We worked with the team at Imperial War Museum to reimagine what the end of the First World War might have sounded like for their Making a New World season. They asked us to create an interpretation based on a unique piece from their archive: a section of film called the End of the War which shows a before and after recording made by a ‘sound ranging’ unit at the end of the First World War, on 11 November 1918.
Interpreting an image
The End of the War shows a ‘recording’ made on film (magnetic tape did not exist at the time) of sound pressure impulses picked up by ‘sound ranging’ equipment stationed along the allied front.
The purpose of this equipment was to try and determine where enemy guns were positioned by analysing the length of time it took sound impulses from the firing of guns to arrive at the allied front. The equipment above would have had six ‘microphones’ (indicated by the six parallel lines on the film) whose signals were recorded simultaneously on the film recorder. Specially trained analysts would then try and decode the patterns on the film and use them work out the positions of enemy guns, a process called multilateration.

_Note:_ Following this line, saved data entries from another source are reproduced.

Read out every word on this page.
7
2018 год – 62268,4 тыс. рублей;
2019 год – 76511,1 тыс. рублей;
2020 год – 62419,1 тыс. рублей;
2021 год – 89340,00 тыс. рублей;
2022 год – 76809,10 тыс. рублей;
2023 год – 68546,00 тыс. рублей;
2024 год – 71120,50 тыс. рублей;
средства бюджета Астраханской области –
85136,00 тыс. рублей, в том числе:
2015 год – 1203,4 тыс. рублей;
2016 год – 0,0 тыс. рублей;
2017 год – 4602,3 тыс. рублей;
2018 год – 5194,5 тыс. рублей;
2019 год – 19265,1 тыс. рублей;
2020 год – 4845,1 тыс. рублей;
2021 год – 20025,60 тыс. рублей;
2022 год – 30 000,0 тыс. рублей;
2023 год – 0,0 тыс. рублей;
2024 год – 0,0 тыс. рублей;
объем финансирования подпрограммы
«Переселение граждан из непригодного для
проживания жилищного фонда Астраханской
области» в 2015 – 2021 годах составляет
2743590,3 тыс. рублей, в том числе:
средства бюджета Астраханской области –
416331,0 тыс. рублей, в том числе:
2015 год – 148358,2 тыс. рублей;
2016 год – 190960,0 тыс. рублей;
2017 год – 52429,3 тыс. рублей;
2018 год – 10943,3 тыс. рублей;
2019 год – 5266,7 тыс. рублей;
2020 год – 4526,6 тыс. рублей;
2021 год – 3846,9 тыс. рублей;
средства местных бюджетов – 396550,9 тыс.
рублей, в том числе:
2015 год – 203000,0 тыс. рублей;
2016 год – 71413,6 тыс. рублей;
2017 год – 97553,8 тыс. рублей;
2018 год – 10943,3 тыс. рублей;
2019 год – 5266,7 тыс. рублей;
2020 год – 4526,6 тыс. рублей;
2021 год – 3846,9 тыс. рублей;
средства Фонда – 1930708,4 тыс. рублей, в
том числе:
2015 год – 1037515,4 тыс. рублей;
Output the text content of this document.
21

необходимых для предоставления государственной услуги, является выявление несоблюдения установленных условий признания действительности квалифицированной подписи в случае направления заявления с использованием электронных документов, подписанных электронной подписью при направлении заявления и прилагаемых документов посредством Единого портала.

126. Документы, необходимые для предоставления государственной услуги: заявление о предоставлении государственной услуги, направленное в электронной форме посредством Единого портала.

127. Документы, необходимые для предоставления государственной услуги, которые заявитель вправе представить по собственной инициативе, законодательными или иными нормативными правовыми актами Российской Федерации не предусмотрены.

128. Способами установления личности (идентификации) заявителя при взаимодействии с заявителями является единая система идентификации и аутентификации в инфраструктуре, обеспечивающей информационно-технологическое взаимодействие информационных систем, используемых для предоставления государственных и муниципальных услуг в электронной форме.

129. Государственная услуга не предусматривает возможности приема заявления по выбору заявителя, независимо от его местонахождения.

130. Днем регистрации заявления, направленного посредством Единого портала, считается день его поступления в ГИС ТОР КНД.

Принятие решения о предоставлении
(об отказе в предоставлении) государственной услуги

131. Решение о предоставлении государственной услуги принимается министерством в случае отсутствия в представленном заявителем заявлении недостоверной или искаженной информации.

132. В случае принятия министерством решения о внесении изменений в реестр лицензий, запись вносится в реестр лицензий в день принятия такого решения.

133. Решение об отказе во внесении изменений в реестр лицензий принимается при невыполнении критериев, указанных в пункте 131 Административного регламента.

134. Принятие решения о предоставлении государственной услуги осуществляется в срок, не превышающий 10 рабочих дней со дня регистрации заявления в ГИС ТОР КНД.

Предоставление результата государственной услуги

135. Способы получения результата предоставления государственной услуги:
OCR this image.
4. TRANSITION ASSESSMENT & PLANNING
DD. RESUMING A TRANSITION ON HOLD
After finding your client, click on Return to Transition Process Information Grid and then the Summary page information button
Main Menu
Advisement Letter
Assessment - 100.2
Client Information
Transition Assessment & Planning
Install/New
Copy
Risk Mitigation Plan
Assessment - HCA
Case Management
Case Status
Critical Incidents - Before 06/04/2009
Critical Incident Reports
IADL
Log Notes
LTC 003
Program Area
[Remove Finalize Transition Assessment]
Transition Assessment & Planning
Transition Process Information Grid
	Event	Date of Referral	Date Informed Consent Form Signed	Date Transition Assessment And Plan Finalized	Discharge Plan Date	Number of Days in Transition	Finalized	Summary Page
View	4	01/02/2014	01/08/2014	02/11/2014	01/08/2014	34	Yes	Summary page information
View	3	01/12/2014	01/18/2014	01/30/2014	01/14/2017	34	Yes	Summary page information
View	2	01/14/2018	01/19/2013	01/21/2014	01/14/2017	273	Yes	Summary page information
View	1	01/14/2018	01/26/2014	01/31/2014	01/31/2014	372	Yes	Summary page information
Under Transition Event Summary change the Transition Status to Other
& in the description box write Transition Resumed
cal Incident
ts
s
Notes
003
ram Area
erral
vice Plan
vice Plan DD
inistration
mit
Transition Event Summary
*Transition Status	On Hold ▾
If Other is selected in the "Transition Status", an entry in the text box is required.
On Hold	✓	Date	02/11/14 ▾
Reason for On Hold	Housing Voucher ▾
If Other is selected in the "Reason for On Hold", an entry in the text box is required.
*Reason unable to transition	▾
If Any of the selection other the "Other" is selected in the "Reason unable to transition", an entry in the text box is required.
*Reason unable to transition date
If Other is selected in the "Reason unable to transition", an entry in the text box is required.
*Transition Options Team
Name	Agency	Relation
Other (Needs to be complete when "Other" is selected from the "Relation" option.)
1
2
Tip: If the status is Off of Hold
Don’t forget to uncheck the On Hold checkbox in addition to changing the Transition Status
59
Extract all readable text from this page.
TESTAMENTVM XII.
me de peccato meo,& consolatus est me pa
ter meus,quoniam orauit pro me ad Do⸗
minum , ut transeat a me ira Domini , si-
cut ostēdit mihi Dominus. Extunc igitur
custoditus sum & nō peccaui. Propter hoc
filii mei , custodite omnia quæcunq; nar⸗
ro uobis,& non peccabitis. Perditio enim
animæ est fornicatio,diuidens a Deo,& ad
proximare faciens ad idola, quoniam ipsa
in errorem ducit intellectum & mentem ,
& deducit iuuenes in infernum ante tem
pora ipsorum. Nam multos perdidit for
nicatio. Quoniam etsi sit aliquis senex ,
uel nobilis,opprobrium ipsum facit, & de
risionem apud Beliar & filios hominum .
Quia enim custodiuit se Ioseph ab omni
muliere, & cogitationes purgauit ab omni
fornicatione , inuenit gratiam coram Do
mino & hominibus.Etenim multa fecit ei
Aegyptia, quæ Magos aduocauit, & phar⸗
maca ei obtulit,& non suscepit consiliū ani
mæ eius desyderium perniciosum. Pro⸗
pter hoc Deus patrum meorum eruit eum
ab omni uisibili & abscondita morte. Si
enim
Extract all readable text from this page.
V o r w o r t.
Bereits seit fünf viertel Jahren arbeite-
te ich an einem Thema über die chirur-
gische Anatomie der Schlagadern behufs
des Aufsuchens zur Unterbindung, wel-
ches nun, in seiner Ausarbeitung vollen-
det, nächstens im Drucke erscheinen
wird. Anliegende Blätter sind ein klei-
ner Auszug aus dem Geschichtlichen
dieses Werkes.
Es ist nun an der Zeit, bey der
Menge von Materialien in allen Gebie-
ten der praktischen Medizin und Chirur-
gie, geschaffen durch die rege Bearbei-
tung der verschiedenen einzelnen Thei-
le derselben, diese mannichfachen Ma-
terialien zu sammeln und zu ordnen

How effective sound ranging was in locating enemy guns in World War 1 is not known, however, the document above does give us a great insight into how intense and chaotic the barrage of gunfire must have been to those fighting. The missing section that has been edited out of the film in the middle of the image also begs the question “what would those 2 minutes have sounded like?”
Forensic sound
Using this document, the team at IWM were keen for us to try and create an interpretation of how this ‘missing’ moment might have sounded as the introduction to a series of exhibitions they were working on to commemorate the centenary of the end of the First World War.